Each of which is easily resolved:

We remove the unused arguments from the list
We return 0 to indicate success

So, here's the corrected version:
  #include <stdio.h>

  int main () {
    printf ("Hello world!\n");

    return 0;
  }
  

Prototypes, Header Files and The #include

So, what does the "#include" line do? Let's remove it and see what happens:
  helloworld.c: In function `main':
  helloworld.c:3: warning: implicit declaration of function `printf'
  
The compiler complains of an "implicit declaration of function 'printf'". What does this mean? In C, the compiler needs to know the definition of a function before it is called. if it doesn't, this is called an "implicit declaration". Sometimes this generates this one warning -- and sometimes it generates multiple additional warnings. Depending on the compiler, it can generate multiple warnings for a few reasons. Some compilers will assume that all of the types associated with the function are "int", which is an old C default, and then complain that they don't match. Others know about certain functions a prior and will complain that this "default" doesn't match what they know.
Regardless, we can quiet these warnings by adding a definition, known as a function prototype at the top of the file, before using the function. This prototype is a type of forward reference, which tells the compiler about something before it is used. The prototypes contains the "signature" of the function and its return value -- basically the name and the types, but not necessarily the argument names.
Check out the new version of our program below. Remember, the "char *" is just "C for string" and the "..." just indicates, as you know, that this is a "variable argument function". Remember from AWK, that the number of arguments to printf() is the same as the number of placeholders in the format string.
  int printf (char *, ...);

  int main () {
  printf ("Hello world!\n");

  return 0;
}

  
So, what do you think is in the "stdio.h" file that we included before?
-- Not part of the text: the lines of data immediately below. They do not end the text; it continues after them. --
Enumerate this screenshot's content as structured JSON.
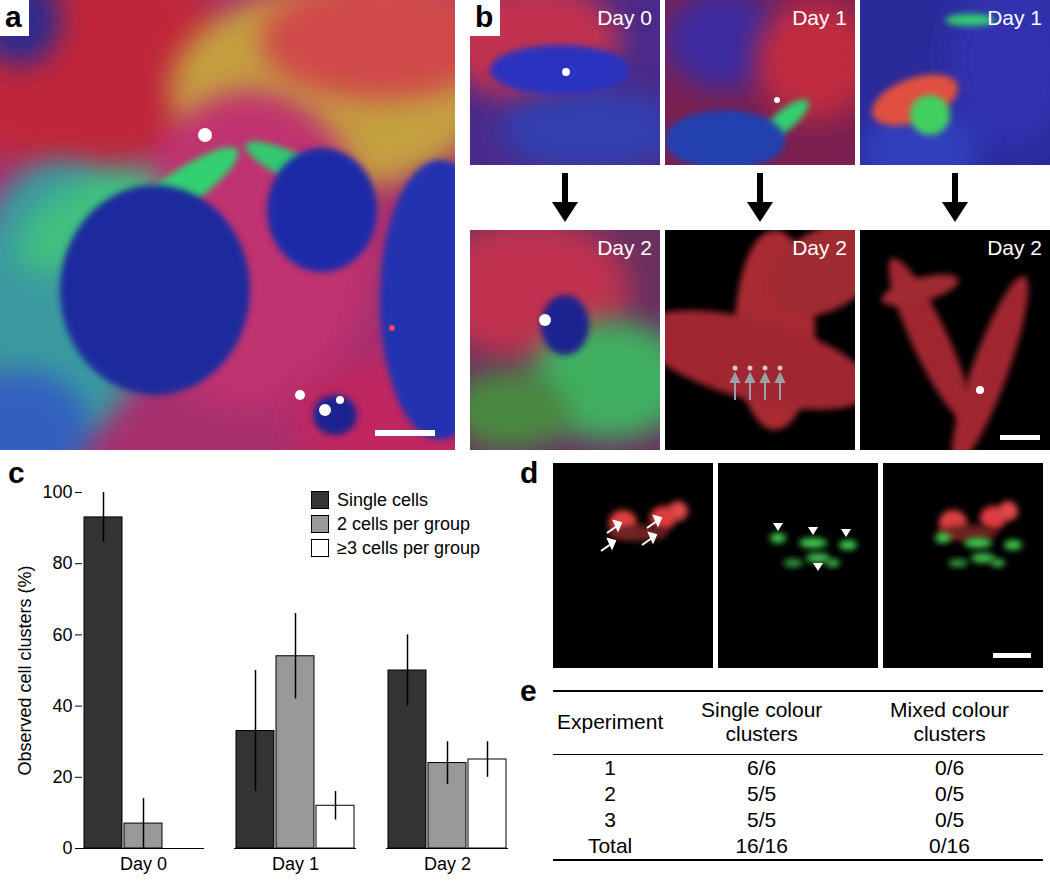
{
  "panels": {
    "a": {
      "label": "a"
    },
    "b": {
      "label": "b",
      "columns": [
        {
          "before": "Day 0",
          "after": "Day 2"
        },
        {
          "before": "Day 1",
          "after": "Day 2"
        },
        {
          "before": "Day 1",
          "after": "Day 2"
        }
      ]
    },
    "c": {
      "label": "c"
    },
    "d": {
      "label": "d"
    },
    "e": {
      "label": "e",
      "table": {
        "header": [
          "Experiment",
          "Single colour clusters",
          "Mixed colour clusters"
        ],
        "rows": [
          [
            "1",
            "6/6",
            "0/6"
          ],
          [
            "2",
            "5/5",
            "0/5"
          ],
          [
            "3",
            "5/5",
            "0/5"
          ],
          [
            "Total",
            "16/16",
            "0/16"
          ]
        ]
      }
    }
  },
  "chart_data": {
    "type": "bar",
    "categories": [
      "Day 0",
      "Day 1",
      "Day 2"
    ],
    "series": [
      {
        "name": "Single cells",
        "color": "#333333",
        "values": [
          93,
          33,
          50
        ],
        "errors": [
          7,
          17,
          10
        ]
      },
      {
        "name": "2 cells per group",
        "color": "#999999",
        "values": [
          7,
          54,
          24
        ],
        "errors": [
          7,
          12,
          6
        ]
      },
      {
        "name": "≥3 cells per group",
        "color": "#ffffff",
        "values": [
          0,
          12,
          25
        ],
        "errors": [
          0,
          4,
          5
        ]
      }
    ],
    "ylabel": "Observed cell clusters (%)",
    "ylim": [
      0,
      100
    ],
    "yticks": [
      0,
      20,
      40,
      60,
      80,
      100
    ],
    "legend": "top-right"
  }
}
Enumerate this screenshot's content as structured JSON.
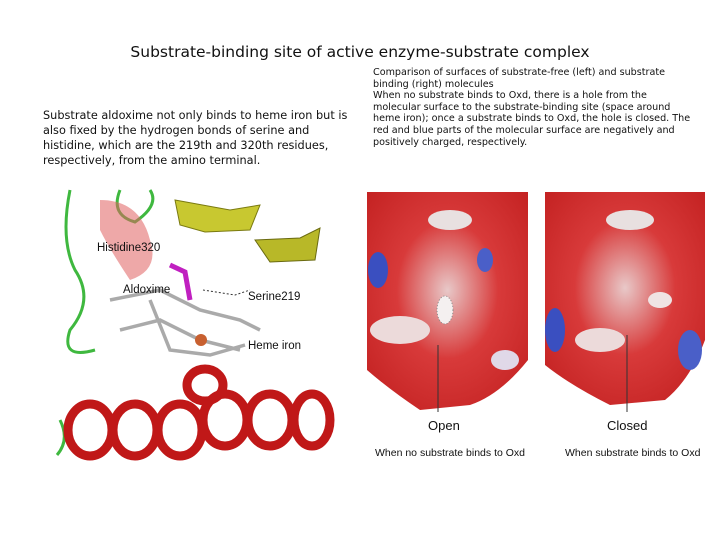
{
  "title": "Substrate-binding site of active enzyme-substrate complex",
  "left_text": "Substrate aldoxime not only binds to heme iron but is also fixed by the hydrogen bonds of serine and histidine, which are the 219th and 320th residues, respectively, from the amino terminal.",
  "right_text": [
    "Comparison of surfaces of substrate-free (left) and substrate binding (right) molecules",
    "When no substrate binds to Oxd, there is a hole from the molecular surface to the substrate-binding site (space around heme iron); once a substrate binds to Oxd, the hole is closed. The red and blue parts of the molecular surface are negatively and positively charged, respectively."
  ],
  "structure_labels": [
    "Histidine320",
    "Aldoxime",
    "Serine219",
    "Heme iron"
  ],
  "surface_panels": [
    {
      "label": "Open",
      "caption": "When no substrate binds to Oxd"
    },
    {
      "label": "Closed",
      "caption": "When substrate binds to Oxd"
    }
  ]
}
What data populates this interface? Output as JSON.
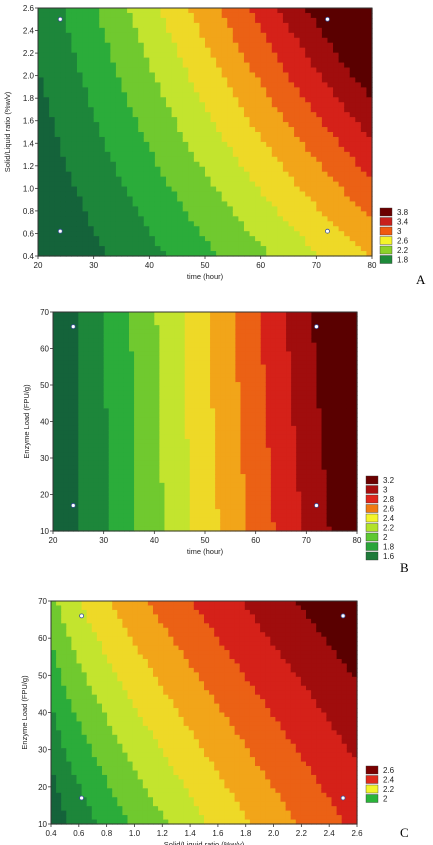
{
  "chart_data": [
    {
      "type": "heatmap",
      "panel_label": "A",
      "xlabel": "time (hour)",
      "ylabel": "Solid/Liquid ratio (%w/v)",
      "xlim": [
        20,
        80
      ],
      "ylim": [
        0.4,
        2.6
      ],
      "xticks": [
        "20",
        "30",
        "40",
        "50",
        "60",
        "70",
        "80"
      ],
      "yticks": [
        "0.4",
        "0.6",
        "0.8",
        "1.0",
        "1.2",
        "1.4",
        "1.6",
        "1.8",
        "2.0",
        "2.2",
        "2.4",
        "2.6"
      ],
      "legend_levels": [
        "3.8",
        "3.4",
        "3",
        "2.6",
        "2.2",
        "1.8"
      ],
      "legend_colors": [
        "#6b0000",
        "#c8201c",
        "#f05a10",
        "#f4f42a",
        "#8cd22a",
        "#1e8a3a"
      ],
      "legend_placement": "right",
      "design_points": [
        {
          "x": 24,
          "y": 0.62
        },
        {
          "x": 24,
          "y": 2.5
        },
        {
          "x": 72,
          "y": 2.5
        },
        {
          "x": 72,
          "y": 0.62
        }
      ],
      "surface": {
        "min": 1.6,
        "max": 4.0
      }
    },
    {
      "type": "heatmap",
      "panel_label": "B",
      "xlabel": "time (hour)",
      "ylabel": "Enzyme Load (FPU/g)",
      "xlim": [
        20,
        80
      ],
      "ylim": [
        10,
        70
      ],
      "xticks": [
        "20",
        "30",
        "40",
        "50",
        "60",
        "70",
        "80"
      ],
      "yticks": [
        "10",
        "20",
        "30",
        "40",
        "50",
        "60",
        "70"
      ],
      "legend_levels": [
        "3.2",
        "3",
        "2.8",
        "2.6",
        "2.4",
        "2.2",
        "2",
        "1.8",
        "1.6"
      ],
      "legend_colors": [
        "#6b0000",
        "#a80e0e",
        "#e0261c",
        "#f07a12",
        "#f4f42a",
        "#b2e22a",
        "#5ec832",
        "#2aa43a",
        "#1e7a3a"
      ],
      "legend_placement": "right",
      "design_points": [
        {
          "x": 24,
          "y": 66
        },
        {
          "x": 72,
          "y": 66
        },
        {
          "x": 24,
          "y": 17
        },
        {
          "x": 72,
          "y": 17
        }
      ],
      "surface": {
        "min": 1.6,
        "max": 3.35
      }
    },
    {
      "type": "heatmap",
      "panel_label": "C",
      "xlabel": "Solid/Liquid ratio (%w/v)",
      "ylabel": "Enzyme Load (FPU/g)",
      "xlim": [
        0.4,
        2.6
      ],
      "ylim": [
        10,
        70
      ],
      "xticks": [
        "0.4",
        "0.6",
        "0.8",
        "1.0",
        "1.2",
        "1.4",
        "1.6",
        "1.8",
        "2.0",
        "2.2",
        "2.4",
        "2.6"
      ],
      "yticks": [
        "10",
        "20",
        "30",
        "40",
        "50",
        "60",
        "70"
      ],
      "legend_levels": [
        "2.6",
        "2.4",
        "2.2",
        "2"
      ],
      "legend_colors": [
        "#7a0000",
        "#e02a1c",
        "#f4f42a",
        "#2ab43a"
      ],
      "legend_placement": "right",
      "design_points": [
        {
          "x": 0.62,
          "y": 66
        },
        {
          "x": 2.5,
          "y": 66
        },
        {
          "x": 0.62,
          "y": 17
        },
        {
          "x": 2.5,
          "y": 17
        }
      ],
      "surface": {
        "min": 1.8,
        "max": 2.8
      }
    }
  ]
}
Well, "stdio" is short for "standard input and output" and the ".h" extension is used for "header files". Header files files are files that are usually icnluded at the top of files containing real code, hence they are called "headers". They contian function prototypes and other definitions. You'll include "stdio.h" in most of your programs -- it contains the prototypes and definitions for most of the usual I/O functions, and then some.
In class we looked at it using "less /usr/include/stdio.h" and then looked at the version of our program with the #include, after compiling with the "-E" option. We noted that the stuff from the header file was not at the top of the code -- with our code as only the last few of very many lines.

Minor Homework

Everyone was asked to type in, by hand, the "Hello World" program and get it to compiler on hte "andrew unix systems" -- without warnings.